The most immediate response to the dilemma proposed above would be a hesitant "sort of." I can confidently claim that nothing on this album is as intense as "CAFO." However, the band has never previously explored such an immersive avant-jazz realm as intricately as on "The Brain Dance," which provides absolute acoustic beauty. Other notable tracks akin to this new notion of absolute technical immersion include the Indian-tinged "Arithmophobia" and lead guitar frenzy of "Ectogenesis." It is no doubt that Tosin Abasi, Javier Reyes, and Matt Garstka have been virtuosic gods in past releases, but these compositions provoke pure eccentricity compared to the hard-hitting pieces on The Joy of Motion or self-titled.

I think there's something further to say about this absence of a wow-factor in this album in pertains to the music's memorability. On The Joy of Motion, at least half of those tracks possess elements of hooky riffs or interestingly unique electronic sounds. Perhaps the band challenged themselves to stray from elements that provoked catchiness, but I honestly do miss that aspect of the band. This could even pertain to the bizarre song titles like "Backpfeifengesicht," which certainly did have a peculiarly strange flow, but mostly didn't reach as weird as my expectations were held with such a nonsensical track name. And lastly to end this point, I'm unsure if the reason behind this less dynamic sound can be blamed on production, but I can assume if it was handled again by Misha Mansoor, it possibly could have had more alluring electronics.

Overall, it's easy to understand the immense amounts of talent and skill woven throughout The Madness of Many, but the memorable impact becomes a bit blurred in all the technicalities.
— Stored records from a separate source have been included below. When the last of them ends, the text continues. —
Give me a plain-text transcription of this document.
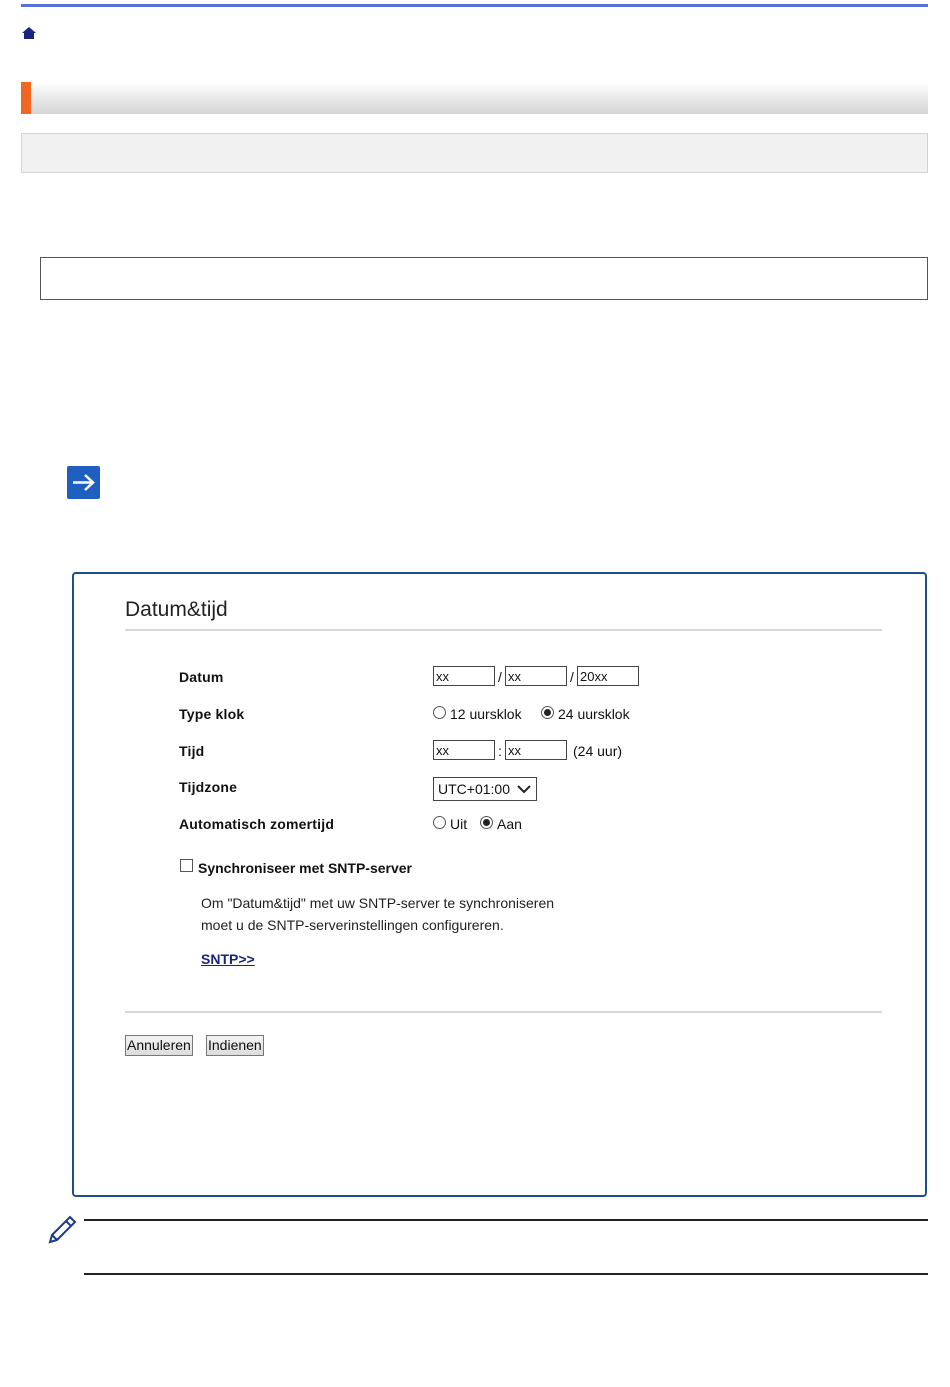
Datum&tijd
Datum	xx	/ xx	/ 20xx
Type klok	12 uursklok	24 uursklok
Tijd	xx	: xx	(24 uur)
Tijdzone	UTC+01:00
Automatisch zomertijd	Uit Aan
Synchroniseer met SNTP-server
Om "Datum&tijd" met uw SNTP-server te synchroniseren
moet u de SNTP-serverinstellingen configureren.
SNTP>>
Annuleren Indienen
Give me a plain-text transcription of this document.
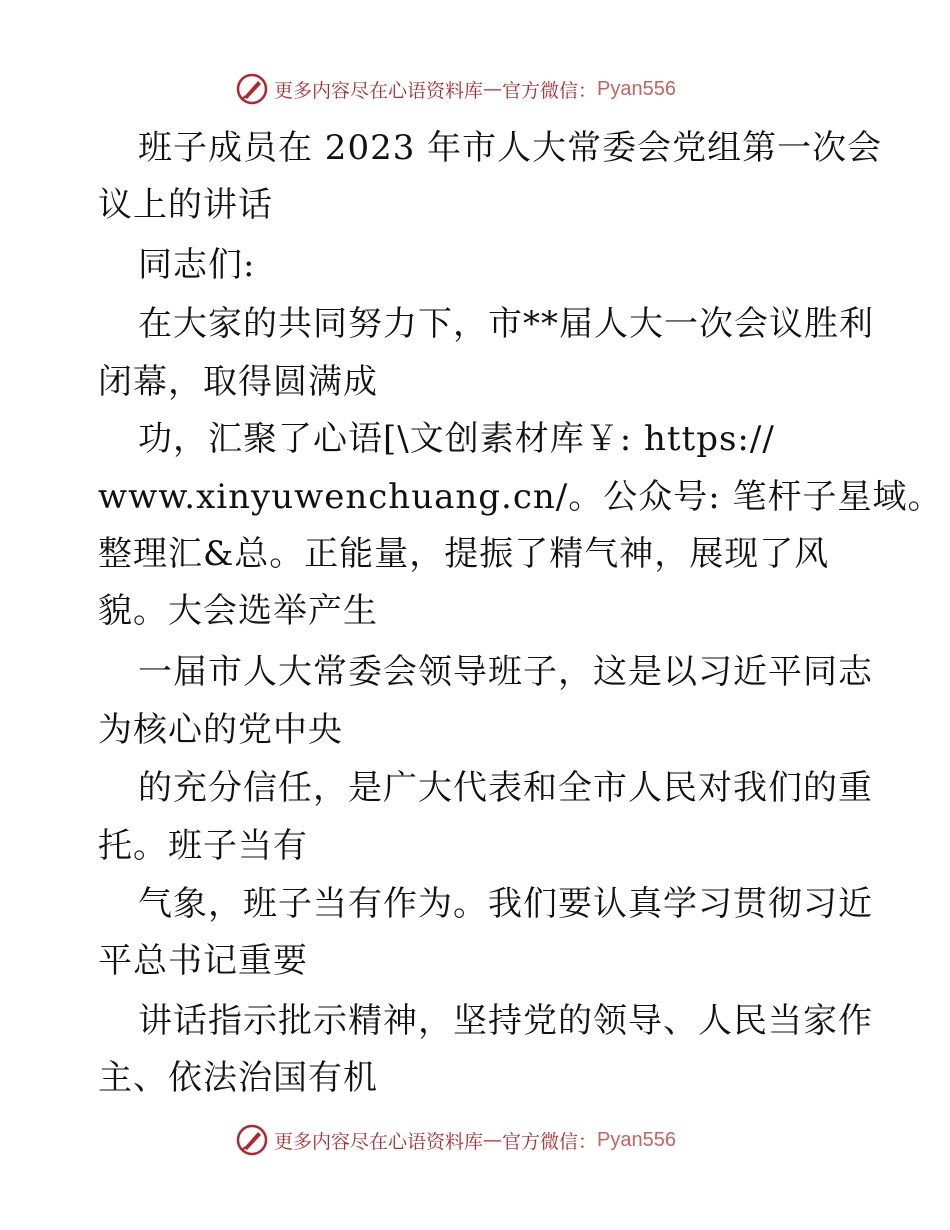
更多内容尽在心语资料库 — 官方微信： Pyan556
班子成员在 2023 年市人大常委会党组第一次会
议上的讲话
同志们:
在大家的共同努力下，市**届人大一次会议胜利
闭幕，取得圆满成
功，汇聚了心语[\文创素材库￥: https://
www.xinyuwenchuang.cn/。公众号: 笔杆子星域。
整理汇&总。正能量，提振了精气神，展现了风
貌。大会选举产生
一届市人大常委会领导班子，这是以习近平同志
为核心的党中央
的充分信任，是广大代表和全市人民对我们的重
托。班子当有
气象，班子当有作为。我们要认真学习贯彻习近
平总书记重要
讲话指示批示精神，坚持党的领导、人民当家作
主、依法治国有机
更多内容尽在心语资料库 — 官方微信： Pyan556
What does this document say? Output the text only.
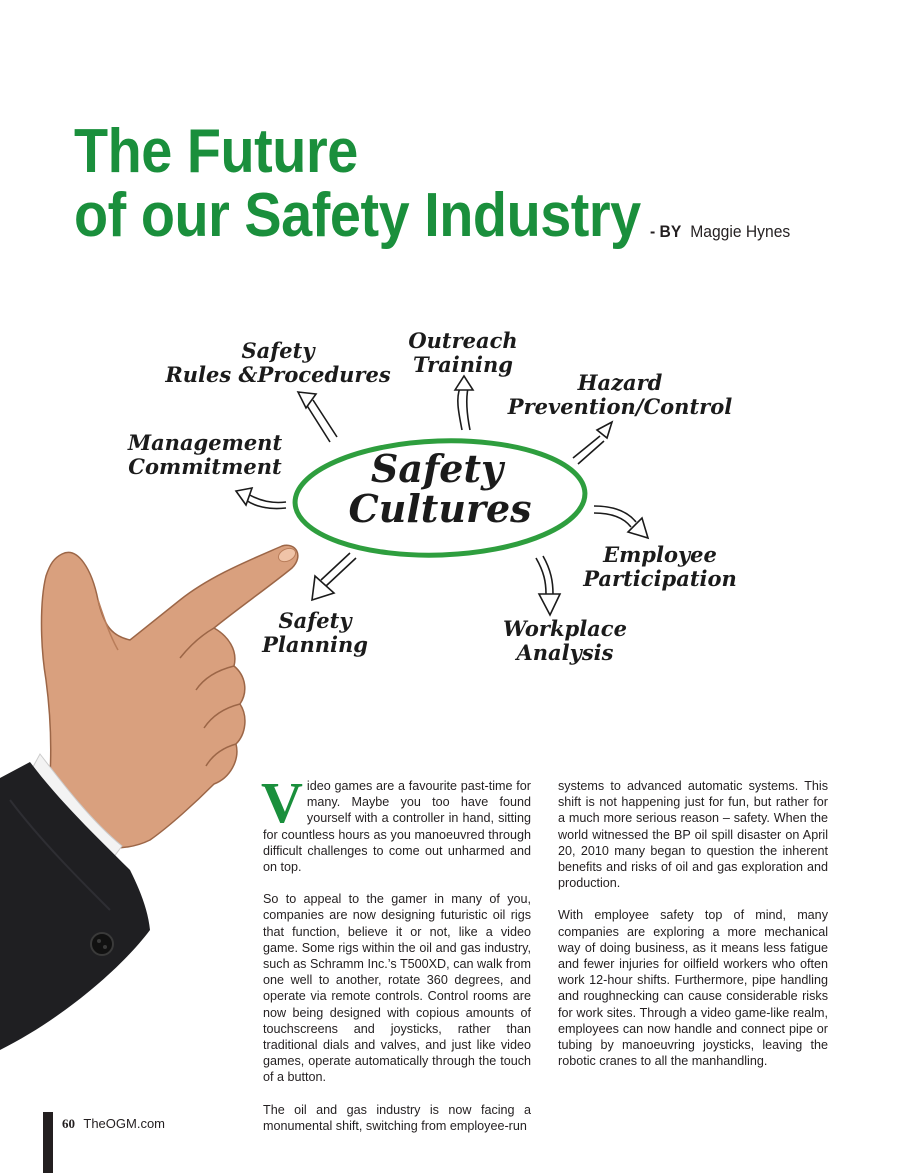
The Future
of our Safety Industry - BY Maggie Hynes
Safety
Cultures
Safety
Rules &Procedures
Outreach
Training
Hazard
Prevention/Control
Management
Commitment
Employee
Participation
Safety
Planning
Workplace
Analysis

Video games are a favourite past-time for many. Maybe you too have found yourself with a controller in hand, sitting for countless hours as you manoeuvred through difficult challenges to come out unharmed and on top.

So to appeal to the gamer in many of you, companies are now designing futuristic oil rigs that function, believe it or not, like a video game. Some rigs within the oil and gas industry, such as Schramm Inc.’s T500XD, can walk from one well to another, rotate 360 degrees, and operate via remote controls. Control rooms are now being designed with copious amounts of touchscreens and joysticks, rather than traditional dials and valves, and just like video games, operate automatically through the touch of a button.

The oil and gas industry is now facing a monumental shift, switching from employee-run

systems to advanced automatic systems. This shift is not happening just for fun, but rather for a much more serious reason – safety. When the world witnessed the BP oil spill disaster on April 20, 2010 many began to question the inherent benefits and risks of oil and gas exploration and production.

With employee safety top of mind, many companies are exploring a more mechanical way of doing business, as it means less fatigue and fewer injuries for oilfield workers who often work 12-hour shifts. Furthermore, pipe handling and roughnecking can cause considerable risks for work sites. Through a video game-like realm, employees can now handle and connect pipe or tubing by manoeuvring joysticks, leaving the robotic cranes to all the manhandling.

60 TheOGM.com
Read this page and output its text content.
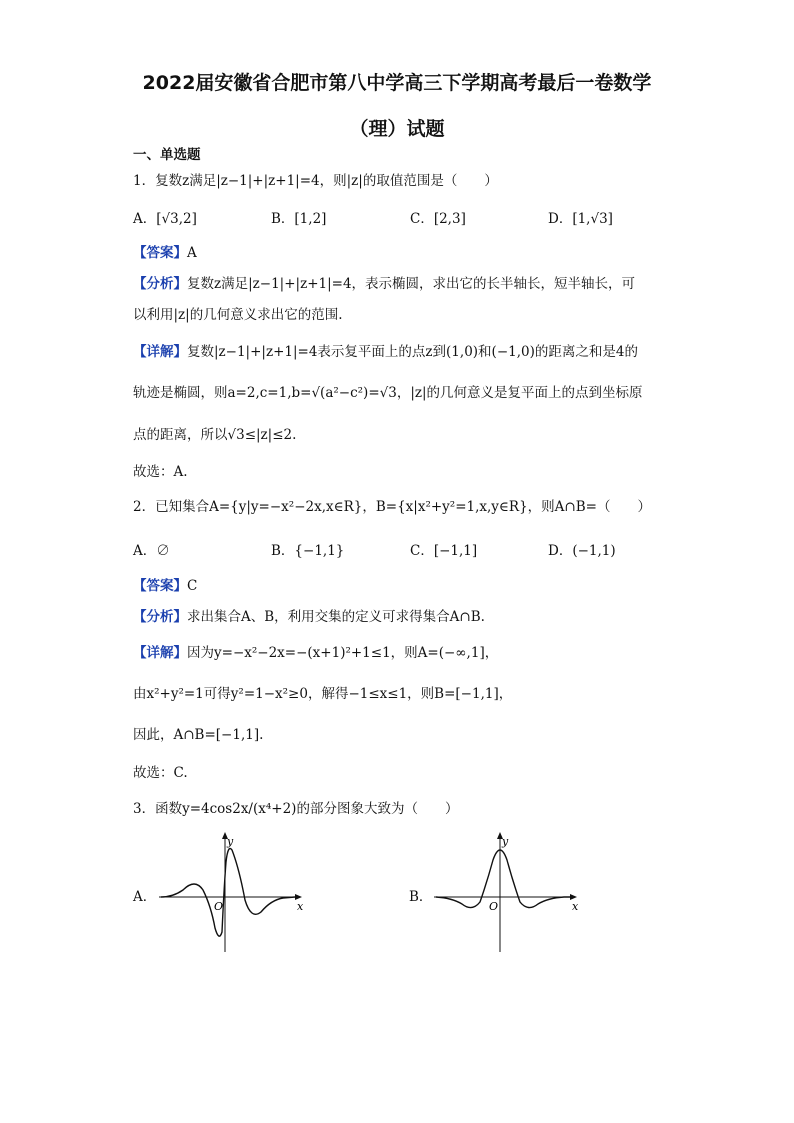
2022届安徽省合肥市第八中学高三下学期高考最后一卷数学
（理）试题
一、单选题
1．复数z满足|z−1|+|z+1|=4，则|z|的取值范围是（　　）
A．[√3,2]	B．[1,2]	C．[2,3]	D．[1,√3]
【答案】A
【分析】复数z满足|z−1|+|z+1|=4，表示椭圆，求出它的长半轴长，短半轴长，可
以利用|z|的几何意义求出它的范围.
【详解】复数|z−1|+|z+1|=4表示复平面上的点z到(1,0)和(−1,0)的距离之和是4的
轨迹是椭圆，则a=2,c=1,b=√(a²−c²)=√3，|z|的几何意义是复平面上的点到坐标原
点的距离，所以√3≤|z|≤2.
故选：A.
2．已知集合A={y|y=−x²−2x,x∈R}，B={x|x²+y²=1,x,y∈R}，则A∩B=（　　）
A．∅	B．{−1,1}	C．[−1,1]	D．(−1,1)
【答案】C
【分析】求出集合A、B，利用交集的定义可求得集合A∩B.
【详解】因为y=−x²−2x=−(x+1)²+1≤1，则A=(−∞,1]，
由x²+y²=1可得y²=1−x²≥0，解得−1≤x≤1，则B=[−1,1]，
因此，A∩B=[−1,1].
故选：C.
3．函数y=4cos2x/(x⁴+2)的部分图象大致为（　　）
A．
y
x
O
B．
y
x
O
It took approximately five or so full listens to start comprehending some of these tracks and therefore I think it should be noted that this LP holds a growing likeability rather than being instantaneous. Although, I have no qualms with Animals as Leaders' attempt to push their impressive virtuosity further with this release, it would have been likely more of an enjoyable listen to throw in a few hooks to reward our ears after all the complexity. This may not be the best release of their catalog, however The Madness of Many is layered thick with rhythmic exploration that will leave the internet and fans truly inspired.